Please Contact Subcommittee Members TODAY!
Tomorrow morning, after the full House Agriculture, Chesapeake and Natural Resources Committee, the House Natural Resources Subcommittee will consider legislation to allow hunting on private land and public waterways on Sundays. Senate Bill 464, sponsored by state Senator Ralph Northam (D-6), previously passed in the state Senate by a bipartisan 29 to 11 vote on January 26.
Please contact members of the House Natural Resources Subcommittee TODAY and urge them to pass this critical hunting reform. Subcommittee members and contact information can be found here.
Currently, Virginia is one of only six states in the country that strictly bans hunting on Sunday. This prohibition threatens the very future of our hunting heritage by discouraging hunter recruitment and retention. In addition, this antiquated ban harms Virginia’s economy.
Due to increasingly demanding work, family and extracurricular schedules, older and younger hunters alike often have only Sundays available to hunt. The ban keeps them from remaining or becoming hooked on hunting. There is a reason that the Humane Society of the United States (HSUS), a radical group whose ultimate goal is to end all hunting in America, is one of the most active advocates of maintaining the ban. Hunting license sales in Virginia have decreased from 500,000 to 300,000 in little more than two decades, while the Commonwealth’s population has increased by millions. Our opponents know that the future of hunting is at stake and you should too.

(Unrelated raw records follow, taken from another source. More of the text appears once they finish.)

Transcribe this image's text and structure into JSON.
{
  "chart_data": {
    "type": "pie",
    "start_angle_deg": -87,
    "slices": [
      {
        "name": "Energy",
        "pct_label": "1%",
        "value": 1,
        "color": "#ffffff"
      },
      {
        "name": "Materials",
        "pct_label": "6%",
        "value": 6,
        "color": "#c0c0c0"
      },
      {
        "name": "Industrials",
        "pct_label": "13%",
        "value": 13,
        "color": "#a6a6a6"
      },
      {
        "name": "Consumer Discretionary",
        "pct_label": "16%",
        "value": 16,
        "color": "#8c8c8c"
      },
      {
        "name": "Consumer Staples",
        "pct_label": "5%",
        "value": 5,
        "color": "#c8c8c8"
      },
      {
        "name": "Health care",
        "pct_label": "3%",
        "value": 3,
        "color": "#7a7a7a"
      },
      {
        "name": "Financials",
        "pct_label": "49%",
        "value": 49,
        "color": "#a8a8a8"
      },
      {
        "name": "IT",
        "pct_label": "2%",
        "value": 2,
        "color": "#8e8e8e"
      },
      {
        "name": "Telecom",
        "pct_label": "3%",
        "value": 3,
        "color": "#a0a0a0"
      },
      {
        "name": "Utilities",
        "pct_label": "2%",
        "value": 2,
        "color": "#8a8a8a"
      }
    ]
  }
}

At a time when the economy is struggling and too many Virginians are out of work, legislators must not continue to refuse the enormous economic benefits associated with allowing hunting on Sundays. Comprehensive research from the National Shooting Sports Foundation shows that allowing hunting on Sundays would generate a total annual economic impact estimated at $296 million and create 3,927 jobs. All of this would be spurred by simply eliminating words from state statute books (the current prohibition), not spending taxpayer dollars on some pie-in-the-sky scheme.